Evidence suggests that intervention to slow Pace of Aging could preserve functions lost with aging and extend one’s health span. A new blood test developed in 2022, DunedinPACE, is a highly accurate and test-retest reliable single-time-point measure that quantifies an individual’s Pace of Aging by analyzing a biological process in which methyl groups are added to a DNA molecule to turn genes “on” and “off.” For example, methylation of the DNA sequence of a gene may turn the gene off so it does not make an essential protein.

Unlike genetic changes, epigenetic changes are reversible, but difficult to realize. Prolonged calorie restriction was shown to reduce certain epigenetic biomarkers by 2–3% after two years, with previous research equating a 2–3% rate decrease to a reduction in mortality risk of 10–15%. Aggressive aerobic activity has also proven to be aging-rate reducing.

DunedinPACE is faster in chronologically and biologically older individuals. Faster DunedinPACE is associated with morbidity, disability, and mortality. A DunedinPACE of 1 was established to reference an average rate of 1 year of biological aging per year of chronological aging. Among Dunedin Study participants, the range of values extends from just above 0.6 (indicating an aging rate nearly 40% slower than the norm) to nearly 1.4 (indicating an aging rate 40% faster than the norm).

The DunedinPACE test provides an alternative way of measuring whether age-slowing treatments may work.
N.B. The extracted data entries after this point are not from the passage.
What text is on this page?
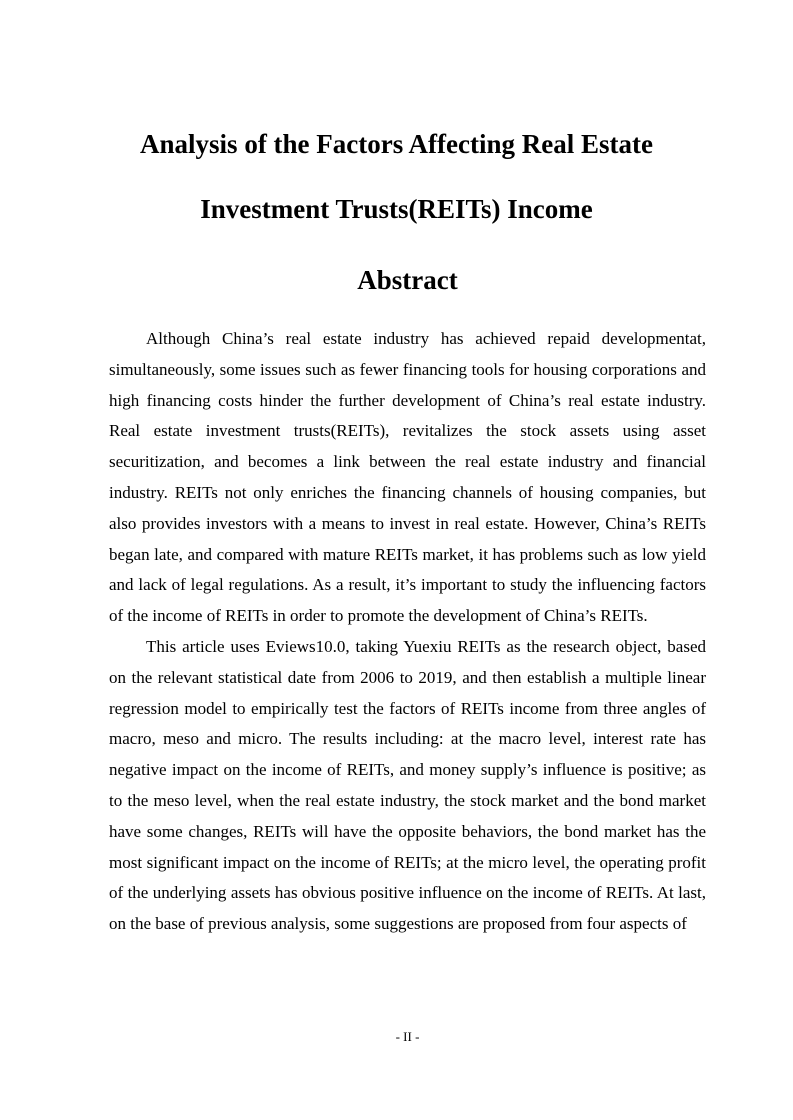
Analysis of the Factors Affecting Real Estate
Investment Trusts(REITs) Income
Abstract

Although China’s real estate industry has achieved repaid developmentat, simultaneously, some issues such as fewer financing tools for housing corporations and high financing costs hinder the further development of China’s real estate industry. Real estate investment trusts(REITs), revitalizes the stock assets using asset securitization, and becomes a link between the real estate industry and financial industry. REITs not only enriches the financing channels of housing companies, but also provides investors with a means to invest in real estate. However, China’s REITs began late, and compared with mature REITs market, it has problems such as low yield and lack of legal regulations. As a result, it’s important to study the influencing factors of the income of REITs in order to promote the development of China’s REITs.

This article uses Eviews10.0, taking Yuexiu REITs as the research object, based on the relevant statistical date from 2006 to 2019, and then establish a multiple linear regression model to empirically test the factors of REITs income from three angles of macro, meso and micro. The results including: at the macro level, interest rate has negative impact on the income of REITs, and money supply’s influence is positive; as to the meso level, when the real estate industry, the stock market and the bond market have some changes, REITs will have the opposite behaviors, the bond market has the most significant impact on the income of REITs; at the micro level, the operating profit of the underlying assets has obvious positive influence on the income of REITs. At last, on the base of previous analysis, some suggestions are proposed from four aspects of

- II -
Sensitive to health interventions, the DunedinPACE very importantly allows faster testing of treatments intended to extend health span in humans.

A local 67-year-old male resident with Parkinson's disease, anonymously identified as “PR”, read the article in Fallbrook’s 2022 Source Book about Tom Casey and his plasma treatment being available in Texas where Casey’s accredited blood bank is located.

This individual then contacted Casey who introduced him to IRCM Institutional Review Board Co-Investigator Dr. Daniel Stickler of the Aperion Center in Austin, Texas, where PR participated in the Golden Gift Investigational young Fresh Frozen Plasma (yFFP®) Treatments Study: https://joshmitteldorf.scienceblog.com/2023/01/16/the-clock-logic-of-plasma-exchange/

Four months after receiving 2.5-liters of yFFP via three plasma exchanges over 30-days, PR’s DunedinPACE of Aging remarkably slowed by 18% to 0.83 of normal. A second IRB study patient anonymously identified as “MJ”, a 78-year-old female with dementia, had her rate of aging drop by 17% to 0.78 of normal aging after receiving 2-liters of yFFP via IV.

In 14 years of epigenetic testing, the speed and significance of these rate-of-aging reductions by simply receiving blood plasma from sex-matched young donors is without medical precedent.

PR, a relatively robust individual, has not yet noticed a benefit to his treatments despite the positive implications of his rate of aging reduction, but he remains encouraged, including recently traveling back to Texas to exchange an additional liter of his blood plasma for yFFP.

The Village News will look forward to reporting on PR’s progress when his next round of tests becomes available. MJ, who continues to live a healthy lifestyle, has reported elevated cognitive awareness, well-being and physical activities. Like PR, MJ is now scheduling a second yFFP infusion with the hope of steadily improving.

Participation in the Texas-based IRB study is rapidly increasing as publicity of young plasma treatments went viral worldwide last month after longevity-influencer Bryan Johnson made public at the Stanford Applied Longevity Translation Symposium that he has been successfully receiving young plasma treatments in Texas. Johnson and the IRB study’s Principal Investigator, Dr. Dian Ginsberg, will be featured speakers on this subject at RAADfest in Anaheim Sept. 7-10, as will Dallas-based yFFP Co-Investigator Dr. Jeffery Gladden.